The US has also weighed into the conflict, announcing that it was providing "logistical and intelligence support" to the Saudi-led offensive.
All my family woke up terrified cus of the bombings- what the hell? Would that be a one night thing? #Yemen— Osama Abdullah (@PoliticsYemen) March 26, 2015
The military action has followed ongoing instability in Yemen in recent months, with the Shiite rebel group, known as the Houthis, undertaking an uprising against the government of Yemeni President Abd Rabbuh Mansour Hadi, who is backed by the West.
'The Worst Is to Come'
The latest reports suggest that 65 people have been killed so far in the attacks, however there are fears that the continued violence and counter attacks could result in catastrophic civilian casualties.
Heavy traffic on roads leading out of Sanaa, whole families are fleeing today.— Ammar Al-Aulaqi (@ammar82) March 26, 2015
Farea Al-Muslimi, visting scholar at the Carnegie Middle East Centre, who is currently in Yemen's capital of Sanaa, tweeted: "huge explosions in Sanaa, Saudi jets launching air strikes. My goodness. The worst is coming."
"There isn't a single direction I don't hear bombings from its side."
"Continue[d] heavy air strikes and counter strikes from all around Sanaa. My god. Hell is on the door."
The airstrikes, while many argue are necessary in driving back the Houthis, have raised concerns about the plight of civilians in Yemen, and whether this heavy-handed approach will perhaps cause more harm than good.
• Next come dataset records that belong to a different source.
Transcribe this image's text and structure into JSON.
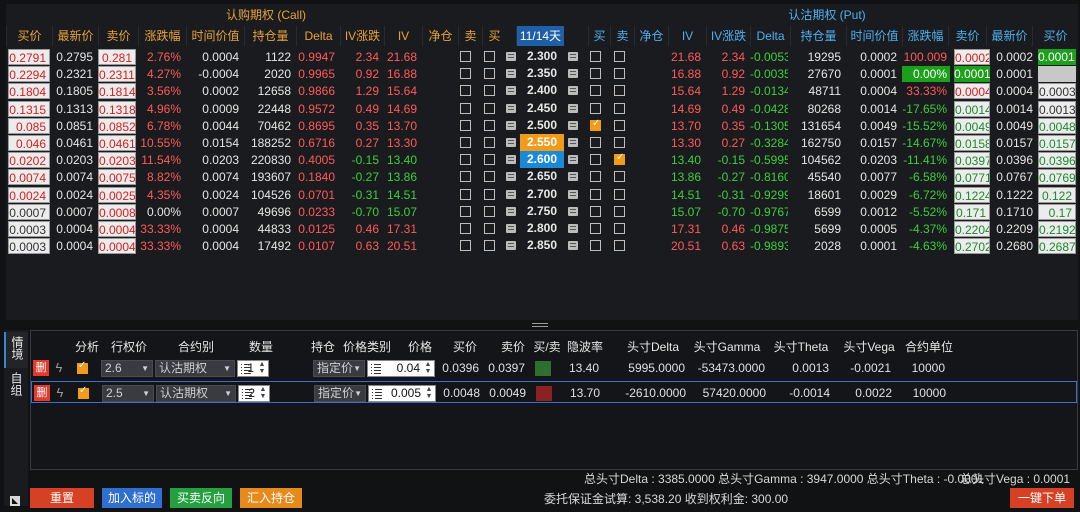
{
  "chain": {
    "call_title": "认购期权 (Call)",
    "put_title": "认沽期权 (Put)",
    "call_headers": [
      "买价",
      "最新价",
      "卖价",
      "涨跌幅",
      "时间价值",
      "持仓量",
      "Delta",
      "IV涨跌",
      "IV",
      "净仓",
      "卖",
      "买"
    ],
    "expiry": "11/14天",
    "put_headers": [
      "买",
      "卖",
      "净仓",
      "IV",
      "IV涨跌",
      "Delta",
      "持仓量",
      "时间价值",
      "涨跌幅",
      "卖价",
      "最新价",
      "买价"
    ],
    "rows": [
      {
        "strike": "2.300",
        "c_bid": "0.2791",
        "c_last": "0.2795",
        "c_ask": "0.281",
        "c_chg": "2.76%",
        "c_tv": "0.0004",
        "c_oi": "1122",
        "c_delta": "0.9947",
        "c_ivchg": "2.34",
        "c_iv": "21.68",
        "p_iv": "21.68",
        "p_ivchg": "2.34",
        "p_delta": "-0.0053",
        "p_oi": "19295",
        "p_tv": "0.0002",
        "p_chg": "100.009",
        "p_ask": "0.0002",
        "p_last": "0.0002",
        "p_bid": "0.0001"
      },
      {
        "strike": "2.350",
        "c_bid": "0.2294",
        "c_last": "0.2321",
        "c_ask": "0.2311",
        "c_chg": "4.27%",
        "c_tv": "-0.0004",
        "c_oi": "2020",
        "c_delta": "0.9965",
        "c_ivchg": "0.92",
        "c_iv": "16.88",
        "p_iv": "16.88",
        "p_ivchg": "0.92",
        "p_delta": "-0.0035",
        "p_oi": "27670",
        "p_tv": "0.0001",
        "p_chg": "0.00%",
        "p_ask": "0.0001",
        "p_last": "0.0001",
        "p_bid": ""
      },
      {
        "strike": "2.400",
        "c_bid": "0.1804",
        "c_last": "0.1805",
        "c_ask": "0.1814",
        "c_chg": "3.56%",
        "c_tv": "0.0002",
        "c_oi": "12658",
        "c_delta": "0.9866",
        "c_ivchg": "1.29",
        "c_iv": "15.64",
        "p_iv": "15.64",
        "p_ivchg": "1.29",
        "p_delta": "-0.0134",
        "p_oi": "48711",
        "p_tv": "0.0004",
        "p_chg": "33.33%",
        "p_ask": "0.0004",
        "p_last": "0.0004",
        "p_bid": "0.0003"
      },
      {
        "strike": "2.450",
        "c_bid": "0.1315",
        "c_last": "0.1313",
        "c_ask": "0.1318",
        "c_chg": "4.96%",
        "c_tv": "0.0009",
        "c_oi": "22448",
        "c_delta": "0.9572",
        "c_ivchg": "0.49",
        "c_iv": "14.69",
        "p_iv": "14.69",
        "p_ivchg": "0.49",
        "p_delta": "-0.0428",
        "p_oi": "80268",
        "p_tv": "0.0014",
        "p_chg": "-17.65%",
        "p_ask": "0.0014",
        "p_last": "0.0014",
        "p_bid": "0.0013"
      },
      {
        "strike": "2.500",
        "c_bid": "0.085",
        "c_last": "0.0851",
        "c_ask": "0.0852",
        "c_chg": "6.78%",
        "c_tv": "0.0044",
        "c_oi": "70462",
        "c_delta": "0.8695",
        "c_ivchg": "0.35",
        "c_iv": "13.70",
        "p_iv": "13.70",
        "p_ivchg": "0.35",
        "p_delta": "-0.1305",
        "p_oi": "131654",
        "p_tv": "0.0049",
        "p_chg": "-15.52%",
        "p_ask": "0.0049",
        "p_last": "0.0049",
        "p_bid": "0.0048"
      },
      {
        "strike": "2.550",
        "c_bid": "0.046",
        "c_last": "0.0461",
        "c_ask": "0.0461",
        "c_chg": "10.55%",
        "c_tv": "0.0154",
        "c_oi": "188252",
        "c_delta": "0.6716",
        "c_ivchg": "0.27",
        "c_iv": "13.30",
        "p_iv": "13.30",
        "p_ivchg": "0.27",
        "p_delta": "-0.3284",
        "p_oi": "162750",
        "p_tv": "0.0157",
        "p_chg": "-14.67%",
        "p_ask": "0.0158",
        "p_last": "0.0157",
        "p_bid": "0.0157"
      },
      {
        "strike": "2.600",
        "c_bid": "0.0202",
        "c_last": "0.0203",
        "c_ask": "0.0203",
        "c_chg": "11.54%",
        "c_tv": "0.0203",
        "c_oi": "220830",
        "c_delta": "0.4005",
        "c_ivchg": "-0.15",
        "c_iv": "13.40",
        "p_iv": "13.40",
        "p_ivchg": "-0.15",
        "p_delta": "-0.5995",
        "p_oi": "104562",
        "p_tv": "0.0203",
        "p_chg": "-11.41%",
        "p_ask": "0.0397",
        "p_last": "0.0396",
        "p_bid": "0.0396"
      },
      {
        "strike": "2.650",
        "c_bid": "0.0074",
        "c_last": "0.0074",
        "c_ask": "0.0075",
        "c_chg": "8.82%",
        "c_tv": "0.0074",
        "c_oi": "193607",
        "c_delta": "0.1840",
        "c_ivchg": "-0.27",
        "c_iv": "13.86",
        "p_iv": "13.86",
        "p_ivchg": "-0.27",
        "p_delta": "-0.8160",
        "p_oi": "45540",
        "p_tv": "0.0077",
        "p_chg": "-6.58%",
        "p_ask": "0.0771",
        "p_last": "0.0767",
        "p_bid": "0.0769"
      },
      {
        "strike": "2.700",
        "c_bid": "0.0024",
        "c_last": "0.0024",
        "c_ask": "0.0025",
        "c_chg": "4.35%",
        "c_tv": "0.0024",
        "c_oi": "104526",
        "c_delta": "0.0701",
        "c_ivchg": "-0.31",
        "c_iv": "14.51",
        "p_iv": "14.51",
        "p_ivchg": "-0.31",
        "p_delta": "-0.9299",
        "p_oi": "18601",
        "p_tv": "0.0029",
        "p_chg": "-6.72%",
        "p_ask": "0.1224",
        "p_last": "0.1222",
        "p_bid": "0.122"
      },
      {
        "strike": "2.750",
        "c_bid": "0.0007",
        "c_last": "0.0007",
        "c_ask": "0.0008",
        "c_chg": "0.00%",
        "c_tv": "0.0007",
        "c_oi": "49696",
        "c_delta": "0.0233",
        "c_ivchg": "-0.70",
        "c_iv": "15.07",
        "p_iv": "15.07",
        "p_ivchg": "-0.70",
        "p_delta": "-0.9767",
        "p_oi": "6599",
        "p_tv": "0.0012",
        "p_chg": "-5.52%",
        "p_ask": "0.171",
        "p_last": "0.1710",
        "p_bid": "0.17"
      },
      {
        "strike": "2.800",
        "c_bid": "0.0003",
        "c_last": "0.0004",
        "c_ask": "0.0004",
        "c_chg": "33.33%",
        "c_tv": "0.0004",
        "c_oi": "44833",
        "c_delta": "0.0125",
        "c_ivchg": "0.46",
        "c_iv": "17.31",
        "p_iv": "17.31",
        "p_ivchg": "0.46",
        "p_delta": "-0.9875",
        "p_oi": "5699",
        "p_tv": "0.0005",
        "p_chg": "-4.37%",
        "p_ask": "0.2204",
        "p_last": "0.2209",
        "p_bid": "0.2192"
      },
      {
        "strike": "2.850",
        "c_bid": "0.0003",
        "c_last": "0.0004",
        "c_ask": "0.0004",
        "c_chg": "33.33%",
        "c_tv": "0.0004",
        "c_oi": "17492",
        "c_delta": "0.0107",
        "c_ivchg": "0.63",
        "c_iv": "20.51",
        "p_iv": "20.51",
        "p_ivchg": "0.63",
        "p_delta": "-0.9893",
        "p_oi": "2028",
        "p_tv": "0.0001",
        "p_chg": "-4.63%",
        "p_ask": "0.2702",
        "p_last": "0.2680",
        "p_bid": "0.2687"
      }
    ],
    "checked": {
      "call_sell_row": 4,
      "put_sell_row": 6
    }
  },
  "side_tabs": [
    "情境",
    "自组"
  ],
  "strategy": {
    "headers": [
      "分析",
      "行权价",
      "合约别",
      "数量",
      "持仓",
      "价格类别",
      "价格",
      "买价",
      "卖价",
      "买/卖",
      "隐波率",
      "头寸Delta",
      "头寸Gamma",
      "头寸Theta",
      "头寸Vega",
      "合约单位"
    ],
    "delete_label": "删",
    "rows": [
      {
        "strike": "2.6",
        "type": "认沽期权",
        "qty": "1",
        "price_type": "指定价",
        "price": "0.04",
        "bid": "0.0396",
        "ask": "0.0397",
        "side": "sell",
        "iv": "13.40",
        "delta": "5995.0000",
        "gamma": "-53473.0000",
        "theta": "0.0013",
        "vega": "-0.0021",
        "unit": "10000"
      },
      {
        "strike": "2.5",
        "type": "认沽期权",
        "qty": "2",
        "price_type": "指定价",
        "price": "0.005",
        "bid": "0.0048",
        "ask": "0.0049",
        "side": "buy",
        "iv": "13.70",
        "delta": "-2610.0000",
        "gamma": "57420.0000",
        "theta": "-0.0014",
        "vega": "0.0022",
        "unit": "10000"
      }
    ]
  },
  "summary": {
    "line": "总头寸Delta : 3385.0000 总头寸Gamma : 3947.0000 总头寸Theta : -0.0001",
    "vega": "总头寸Vega : 0.0001",
    "margin": "委托保证金试算: 3,538.20 收到权利金: 300.00"
  },
  "buttons": {
    "reset": "重置",
    "add_underlying": "加入标的",
    "reverse": "买卖反向",
    "import_pos": "汇入持仓",
    "order": "一键下单"
  },
  "colors": {
    "call_header": "#e8a33b",
    "put_header": "#4fb0f0",
    "up": "#ff5a5a",
    "down": "#3ccf3c",
    "accent_orange": "#f29a1a",
    "accent_blue": "#1a8ad8"
  }
}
Strikes included: Main airbase, runway, 2nd Air Force brigade, and Radars atop the highest mount in the Arabian peninsula near #Sanaa.— Ammar Al-Aulaqi (@ammar82) March 26, 2015
There are also concerns that increased violence and splintering of support in the country will lead to an increase in support for Al-Qaeda's Arabian Peninsula (AQAP) group, who despite being opposed to the Houthis as well as government forces, already have significant support bases in the country.
'War Isn't a Solution'
The overnight airstrikes have also drawn into question the method of bombing Houthi positions, rather than trying to engage the group in the political process.
Many argue that the Houthis' disdain for the law is reason enough to use force, however Farea Al-Muslimi disagrees, saying violence will not lead to a positive outcome in Yemen.
"No war isn't a solution for Yemen; we tried it too many times. For god sake!"
"This will end terrible, terrible, terrible (sic). If it actually ends," he tweeted.
He previously criticized the UN's policy in the country as doing "more harm than good," with increased violence associated with the Houthi uprising leading him to write: "in Sanaa, no one but death walks freely or safely."
I sadly can promise you that the sir strikes cost tonight could have saved Yemen from this years ago if if was put into its economy. #yemen— Farea Al-muslimi (@almuslimi) March 26, 2015
Mr Al-Muslimi also believes that a level of inaction from international organizations and governments has somewhat contributed to the current situation in Yemen, saying that if the money associated with the overnight airstrikes was put into Yemen's economy, it could have saved the country from the current conflict.